Gfi1b is a transcriptional repressor that is essential for erythroid cells and megakaryocytes, but is also expressed in hematopoietic stem cells and early myeloid progenitors. The chromosomal localization of the Gfi1b gene at 9q34 and its functional homology with the proto-oncogene Gfi1 were suggestive for a role of Gfi1b in malignant transformation and myeloid leukemia. We show here that the expression of Gfi1b is strongly elevated in CML and AML patients compared to normal healthy controls and that imatinib, a drug widely used to treat CML, further enhances Gfi1b expression in patients even after remission. Our data suggest that Gfi1b may be an important factor to establish or maintain myeloid leukemia and myeloproliferative diseases and that, high expression levels of Gfi1b might be associated with the emergence of Philadelphia chromosome negative myeloid malignancies after imatinib withdrawal or after the development of imatinib resistance.
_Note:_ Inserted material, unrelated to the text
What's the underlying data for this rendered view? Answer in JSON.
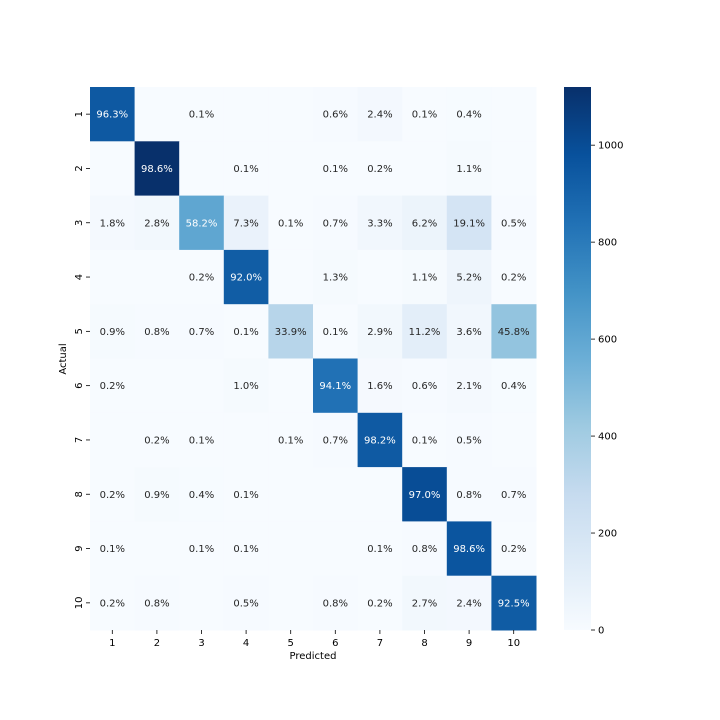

Direct transcriptional repression of the genes encoding the zinc-finger proteins Gfi1b and Gfi1 by Gfi1b.

Gfi1b is a 37 kDa transcriptional repressor with six zinc-finger domains that is differentially expressed during hemato- and lymphopoiesis. We show here that transcription from the Gfi1b gene locus is silenced in the spleen but not in the bone marrow of transgenic mice that constitutively express Gfi1b under the control of the pan-hematopoietic vav promoter. Sequence analysis of the Gfi1b promoter showed the presence of potential Gfi1/Gfi1b-binding sites close to the mRNA start site. The expression of reporter gene constructs containing the Gfi1b core promoter appended to the luciferase gene were strongly repressed in the presence of exogenous Gfi1b. Moreover, analysis of combinatorial mutant mice that carry the vav-Gfi1b transgene and a green fluorescent protein-tagged Gfi1 gene locus demonstrated that the Gfi1 gene can be repressed by Gfi1b. Direct binding of Gfi1b and Gfi1 to the potential binding sites in the Gfi1b promoter could be demonstrated by gel-shift analyses in vitro. Chromatin-immunoprecipitation experiments showed that both the Gfi1b and the Gfi1 promoter are indeed occupied by Gfi1b in vivo. Hence, we conclude from our data that Gfi1b can auto-repress its own expression, but, in addition, is also able to cross-repress expression of the Gfi1 gene most likely in a cell type specific manner.